The 10 track album, “OXY Pack” features a set of handpicked features and OxyBeats’ raw, head-nodding grooves, showcasing the timelessness of hypnotic drums and an irresistible rhythm. With his old school sound and new school technique, OxyBeats infuses his beats with cinematic atmosphere and an impeccable ability to cater his production to an artist’s style.
With each beat, OxyBeats tells a story, carefully selecting sounds and layering them over passionate, soulful samples or using strings and horns to display emotion that mellow keys alone can’t. OxyBeats bends sound to his will — like clockwork, out comes a beat so clean groovy that all you feel is vibe.
The album kicks off with “One Time” ft. Gordo Flea who lays down an urgent and abrasive flow, which OxyBeats lays down in a soulful bed of sound. “No Wins In Mi Casa” ft Sunny 8eyes forges a hard-slapping drum beat and a relentless flow from Sunny.
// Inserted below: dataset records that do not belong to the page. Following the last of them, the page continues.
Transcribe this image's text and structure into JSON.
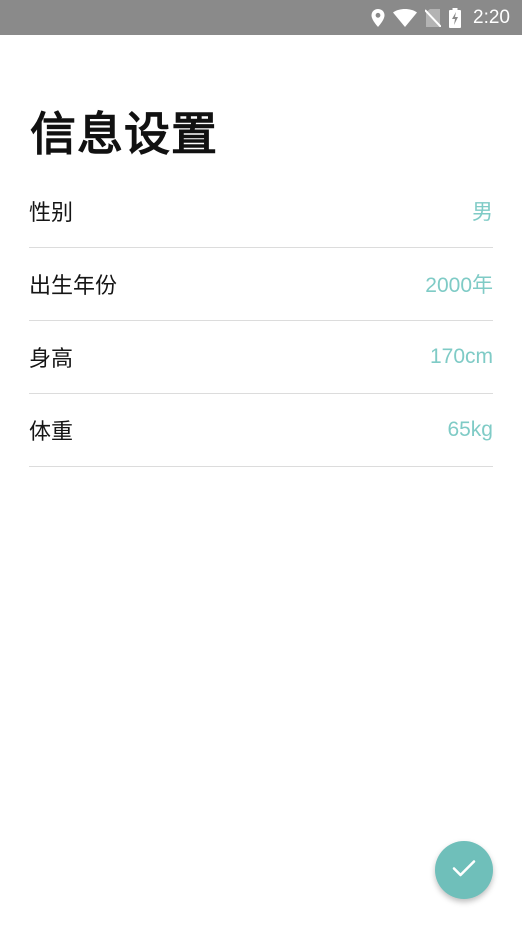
{
  "status_bar": {
    "time": "2:20",
    "icons": [
      "location-icon",
      "wifi-icon",
      "no-sim-icon",
      "battery-charging-icon"
    ]
  },
  "page": {
    "title": "信息设置"
  },
  "settings": [
    {
      "label": "性别",
      "value": "男"
    },
    {
      "label": "出生年份",
      "value": "2000年"
    },
    {
      "label": "身高",
      "value": "170cm"
    },
    {
      "label": "体重",
      "value": "65kg"
    }
  ],
  "fab": {
    "icon": "checkmark-icon"
  },
  "colors": {
    "accent": "#6fbfba",
    "value_text": "#7fcbc6",
    "status_bar": "#8a8a8a"
  }
}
The Harlem producer’s album is a showcase not only for the talented features but for OxyBeats talent as a great producer and knowing when to step out of the way. He manages to do this even on a complex, futuristic beat like “Best Life”. Notwithstanding he has included all the electronic squeaks and squeals possible, feature Malik Morrison, still has plenty of space for his rhymes.
“Workin” is built from a reggae riddim sample, on which Rmb Dell88 delivers an incandescent flow. “1994” ft. Pringlez Hardy brings a nostalgic retro groove, while Hardy drops a sustained syncopated rhyme scheme. Resonant and bass-driven, “Camp Cromwell Freestyle” delivers a heart-pumping slow-burn beat which features Ufo Fev.
OxyBeats knows how to mix the perfect back-drop and hand over the mic to those that build the fantasy of vibrant storytelling, which is what J Dillenger does on “Sleep”. OxyBeats’ beat-making mindset takes a sharp left turn on “We Different” ft. Cash Christ, as he etches out an ultra-minimal futuristic soundscape to accompany the incessant flow.
From the first track to the last, this entire album will leave you wide-eyed with energy. “Elevators” ft. Walky Wah is a prime example that confidence can come in the form of sound, and certifies that OxyBeats is your production hype man. But the best is yet to come with the album closer, “K Vibes” ft. K Like the Letter.
This is the grooviest track of the bunch, featuring a gravelly vocal and a smooth horn backdrop, accompanied by a banging drum. Producer and rapper waste no time getting straight into it, and it’s easily my favorite track on the album.
Given “OXY Pack” is a producer’s album I should probably talk about the beats. It’s simple, I love every single one on here. For all the innovation, genre-bending and raw energy on display in the past year’s worth of hip-hop releases, there were few albums that actually forged the magnified producer’s expression on it. But now, we have that album, and it came from an unexpected underground source, named OxyBeats.